According to Yahoo, Gryffin is a large-scale Web security scanning platform designed to address two specific issues namely Coverage and Scale.
Coverage is said to be made up of two dimensions. The first one, crawl, refers to having the ability to find as much of the application's footprint as possible. The second dimension, scan, refers to having the ability to test each application part based on applied set of vulnerabilities.
Yahoo said that while Gryffin is released as a standalone package, in reality, it is built for scale under the publisher-subscriber model. Since the platform has components of either publishers or subscribers or a combination of both, it is therefore allowed to scale horizontally simply by adding new nodes to it.
Other features of crawl include a deduplication engine meant to avoid crawling the same page two times by comparing new and existing pages and PhantomJS which is designed to handle DOM rendering in JavaScript based applications.

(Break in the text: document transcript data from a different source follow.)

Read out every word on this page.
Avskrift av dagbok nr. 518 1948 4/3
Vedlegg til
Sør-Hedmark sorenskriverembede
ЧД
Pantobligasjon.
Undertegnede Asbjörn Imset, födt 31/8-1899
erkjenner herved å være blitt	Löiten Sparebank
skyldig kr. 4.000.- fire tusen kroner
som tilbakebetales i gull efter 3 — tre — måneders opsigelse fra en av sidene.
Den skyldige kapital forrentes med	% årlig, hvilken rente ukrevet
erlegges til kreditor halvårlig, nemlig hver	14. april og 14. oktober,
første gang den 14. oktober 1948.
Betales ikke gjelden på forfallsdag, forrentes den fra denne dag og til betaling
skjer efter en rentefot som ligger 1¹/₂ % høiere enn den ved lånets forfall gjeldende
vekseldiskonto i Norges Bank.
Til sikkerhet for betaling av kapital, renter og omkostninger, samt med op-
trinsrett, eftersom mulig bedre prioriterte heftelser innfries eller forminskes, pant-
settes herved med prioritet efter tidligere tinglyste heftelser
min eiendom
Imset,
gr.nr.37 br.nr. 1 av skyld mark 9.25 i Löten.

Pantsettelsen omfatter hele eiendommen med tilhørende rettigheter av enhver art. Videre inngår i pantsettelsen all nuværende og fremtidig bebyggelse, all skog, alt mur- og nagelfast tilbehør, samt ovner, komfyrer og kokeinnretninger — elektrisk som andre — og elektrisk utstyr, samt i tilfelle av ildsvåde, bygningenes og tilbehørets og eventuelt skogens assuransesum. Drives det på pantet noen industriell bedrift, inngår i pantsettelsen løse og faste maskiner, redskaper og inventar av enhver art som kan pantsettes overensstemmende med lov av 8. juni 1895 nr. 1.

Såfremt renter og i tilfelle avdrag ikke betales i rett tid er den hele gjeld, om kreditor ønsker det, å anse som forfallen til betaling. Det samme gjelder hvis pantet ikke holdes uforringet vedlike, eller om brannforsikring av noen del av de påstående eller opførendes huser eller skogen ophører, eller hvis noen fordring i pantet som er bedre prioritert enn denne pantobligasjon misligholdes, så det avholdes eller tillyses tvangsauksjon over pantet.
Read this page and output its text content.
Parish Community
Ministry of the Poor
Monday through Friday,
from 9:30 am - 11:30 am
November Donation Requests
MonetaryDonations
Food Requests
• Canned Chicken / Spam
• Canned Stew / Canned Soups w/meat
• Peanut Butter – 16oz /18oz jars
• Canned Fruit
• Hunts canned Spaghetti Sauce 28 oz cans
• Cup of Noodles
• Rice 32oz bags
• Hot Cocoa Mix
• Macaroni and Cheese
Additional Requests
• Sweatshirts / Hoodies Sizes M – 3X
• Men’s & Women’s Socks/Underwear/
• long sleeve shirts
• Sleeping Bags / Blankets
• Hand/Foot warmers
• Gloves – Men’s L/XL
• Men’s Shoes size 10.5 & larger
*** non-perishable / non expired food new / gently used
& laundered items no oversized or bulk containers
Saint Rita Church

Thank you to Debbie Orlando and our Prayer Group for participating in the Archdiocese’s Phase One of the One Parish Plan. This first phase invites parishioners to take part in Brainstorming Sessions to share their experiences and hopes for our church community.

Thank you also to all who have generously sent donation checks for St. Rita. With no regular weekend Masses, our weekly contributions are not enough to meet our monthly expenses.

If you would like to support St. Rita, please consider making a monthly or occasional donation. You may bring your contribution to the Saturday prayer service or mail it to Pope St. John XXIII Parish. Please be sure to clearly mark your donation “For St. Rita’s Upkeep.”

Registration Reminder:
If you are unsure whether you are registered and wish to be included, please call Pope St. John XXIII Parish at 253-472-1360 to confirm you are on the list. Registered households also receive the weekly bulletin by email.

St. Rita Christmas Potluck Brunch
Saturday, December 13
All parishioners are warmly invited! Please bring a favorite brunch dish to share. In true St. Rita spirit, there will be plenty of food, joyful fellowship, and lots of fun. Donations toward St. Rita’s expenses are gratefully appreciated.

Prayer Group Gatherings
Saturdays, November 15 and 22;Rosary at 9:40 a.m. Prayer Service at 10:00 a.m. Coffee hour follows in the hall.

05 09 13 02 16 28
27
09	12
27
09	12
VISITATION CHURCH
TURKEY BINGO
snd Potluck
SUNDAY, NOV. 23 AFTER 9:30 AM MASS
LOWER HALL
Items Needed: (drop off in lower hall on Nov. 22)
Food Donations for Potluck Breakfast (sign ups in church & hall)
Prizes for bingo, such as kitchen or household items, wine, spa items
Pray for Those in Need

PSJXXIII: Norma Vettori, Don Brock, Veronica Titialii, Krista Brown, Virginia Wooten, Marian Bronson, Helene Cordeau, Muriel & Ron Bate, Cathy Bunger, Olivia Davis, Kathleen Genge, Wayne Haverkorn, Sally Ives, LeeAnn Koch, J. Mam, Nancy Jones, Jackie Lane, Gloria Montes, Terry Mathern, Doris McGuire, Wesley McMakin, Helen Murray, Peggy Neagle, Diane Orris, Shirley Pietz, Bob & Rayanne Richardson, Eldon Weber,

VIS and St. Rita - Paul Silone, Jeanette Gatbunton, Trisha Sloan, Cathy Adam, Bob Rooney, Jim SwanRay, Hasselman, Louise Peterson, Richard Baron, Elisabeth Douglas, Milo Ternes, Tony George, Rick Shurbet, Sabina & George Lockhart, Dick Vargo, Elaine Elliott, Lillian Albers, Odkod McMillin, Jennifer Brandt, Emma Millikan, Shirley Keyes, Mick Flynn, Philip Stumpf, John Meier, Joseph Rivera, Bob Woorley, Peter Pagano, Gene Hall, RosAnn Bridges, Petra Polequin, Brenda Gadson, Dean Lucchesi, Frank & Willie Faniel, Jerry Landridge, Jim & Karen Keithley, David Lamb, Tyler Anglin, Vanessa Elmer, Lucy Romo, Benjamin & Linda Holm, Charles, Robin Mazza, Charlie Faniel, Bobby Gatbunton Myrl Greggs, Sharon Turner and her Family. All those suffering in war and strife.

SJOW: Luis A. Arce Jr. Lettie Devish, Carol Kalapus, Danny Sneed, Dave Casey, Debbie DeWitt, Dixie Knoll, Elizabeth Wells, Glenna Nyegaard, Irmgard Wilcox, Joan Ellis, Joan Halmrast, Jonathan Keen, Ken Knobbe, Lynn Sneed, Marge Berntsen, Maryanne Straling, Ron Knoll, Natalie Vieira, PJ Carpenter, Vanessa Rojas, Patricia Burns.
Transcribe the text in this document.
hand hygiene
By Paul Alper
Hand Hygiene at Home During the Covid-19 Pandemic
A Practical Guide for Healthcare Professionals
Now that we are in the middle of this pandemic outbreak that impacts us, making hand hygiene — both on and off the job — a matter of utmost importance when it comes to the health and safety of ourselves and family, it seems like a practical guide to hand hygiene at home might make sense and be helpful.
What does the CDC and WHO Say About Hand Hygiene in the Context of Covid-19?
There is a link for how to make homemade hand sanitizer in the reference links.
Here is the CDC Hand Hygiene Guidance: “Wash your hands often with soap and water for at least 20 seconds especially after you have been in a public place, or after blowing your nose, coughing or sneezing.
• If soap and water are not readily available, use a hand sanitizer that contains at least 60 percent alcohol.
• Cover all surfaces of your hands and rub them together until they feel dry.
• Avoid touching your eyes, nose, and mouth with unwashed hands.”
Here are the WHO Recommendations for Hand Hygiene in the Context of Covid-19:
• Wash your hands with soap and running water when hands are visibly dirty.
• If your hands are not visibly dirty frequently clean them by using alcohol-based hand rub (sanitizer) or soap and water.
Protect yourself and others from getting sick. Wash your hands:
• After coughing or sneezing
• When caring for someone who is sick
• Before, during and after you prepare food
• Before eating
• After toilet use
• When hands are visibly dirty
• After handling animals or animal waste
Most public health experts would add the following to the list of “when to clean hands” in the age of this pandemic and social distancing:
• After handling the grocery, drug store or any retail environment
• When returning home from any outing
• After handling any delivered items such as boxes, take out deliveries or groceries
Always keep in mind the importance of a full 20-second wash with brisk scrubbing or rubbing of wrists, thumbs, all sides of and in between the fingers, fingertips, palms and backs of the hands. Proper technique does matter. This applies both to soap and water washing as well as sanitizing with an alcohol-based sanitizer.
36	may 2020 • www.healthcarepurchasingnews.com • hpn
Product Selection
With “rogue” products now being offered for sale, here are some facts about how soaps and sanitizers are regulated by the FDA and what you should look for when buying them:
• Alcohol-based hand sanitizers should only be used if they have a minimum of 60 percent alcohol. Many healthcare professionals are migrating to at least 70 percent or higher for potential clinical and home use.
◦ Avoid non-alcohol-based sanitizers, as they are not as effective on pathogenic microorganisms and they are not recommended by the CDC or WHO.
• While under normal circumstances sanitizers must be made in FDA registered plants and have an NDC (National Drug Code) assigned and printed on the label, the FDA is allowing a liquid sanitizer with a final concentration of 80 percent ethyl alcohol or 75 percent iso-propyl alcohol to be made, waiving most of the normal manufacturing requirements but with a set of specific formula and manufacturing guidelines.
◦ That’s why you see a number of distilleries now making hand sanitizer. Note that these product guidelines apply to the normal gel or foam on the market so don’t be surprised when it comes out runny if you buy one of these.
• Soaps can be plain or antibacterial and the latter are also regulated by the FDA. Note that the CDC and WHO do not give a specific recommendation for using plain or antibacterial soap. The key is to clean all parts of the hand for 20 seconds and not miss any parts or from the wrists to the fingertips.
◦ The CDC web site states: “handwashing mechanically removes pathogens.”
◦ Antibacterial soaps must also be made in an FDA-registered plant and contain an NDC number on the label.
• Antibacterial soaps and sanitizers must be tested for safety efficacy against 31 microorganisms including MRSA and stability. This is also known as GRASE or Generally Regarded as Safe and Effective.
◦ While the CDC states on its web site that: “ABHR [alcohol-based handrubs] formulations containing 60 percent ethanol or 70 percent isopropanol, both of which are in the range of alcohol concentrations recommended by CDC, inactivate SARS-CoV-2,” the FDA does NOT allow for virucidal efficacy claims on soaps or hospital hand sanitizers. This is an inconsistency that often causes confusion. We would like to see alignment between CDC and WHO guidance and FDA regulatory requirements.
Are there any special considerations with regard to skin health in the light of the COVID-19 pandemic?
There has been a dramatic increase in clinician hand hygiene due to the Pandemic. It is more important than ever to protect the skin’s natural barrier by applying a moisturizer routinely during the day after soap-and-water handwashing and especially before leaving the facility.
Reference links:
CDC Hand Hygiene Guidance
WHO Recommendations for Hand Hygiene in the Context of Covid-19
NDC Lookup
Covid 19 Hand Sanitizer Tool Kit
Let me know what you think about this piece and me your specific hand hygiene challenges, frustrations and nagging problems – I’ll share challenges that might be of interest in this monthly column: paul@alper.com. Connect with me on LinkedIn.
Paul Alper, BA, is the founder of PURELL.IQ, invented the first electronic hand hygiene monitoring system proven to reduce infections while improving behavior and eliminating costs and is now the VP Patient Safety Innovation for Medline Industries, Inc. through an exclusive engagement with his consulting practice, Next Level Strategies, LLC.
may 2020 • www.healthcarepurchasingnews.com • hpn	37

Gryffin's requirements include: Go, NSQ distributed messaging system, PhantomJS v2, Arachni for scanning Web vulnerabilities and XSS, Sqlmap for scanning SQL injection, and Kibana and Elastic Search for dashboarding.
"It's not wise to reinvent the wheel where you do not have to," explains Yahoo. "Gryffin at production scale at Yahoo uses open source and custom fuzzers. Some of these custom fuzzers might be open sourced in future and might or might not be part of Gryffin repository."
Apart from Gryffin, Yahoo had already launched a number of open-source projects in the past which were at first seen as strange but were eventually adopted by a number of industry players. Some of these projects are identified as Hadoop, Pure and YUI!
Yahoo also wanted to use the platform in order to achieve an elastic infrastructure and wider coverage.
"Better coverage translates to fewer false negatives," said the team from Yahoo. "Inherent scalability translates to capability of scanning, and supporting a large elastic application infrastructure. Simply put, the ability to scan 1000 applications today to 100,000 applications tomorrow by straightforward horizontal scaling."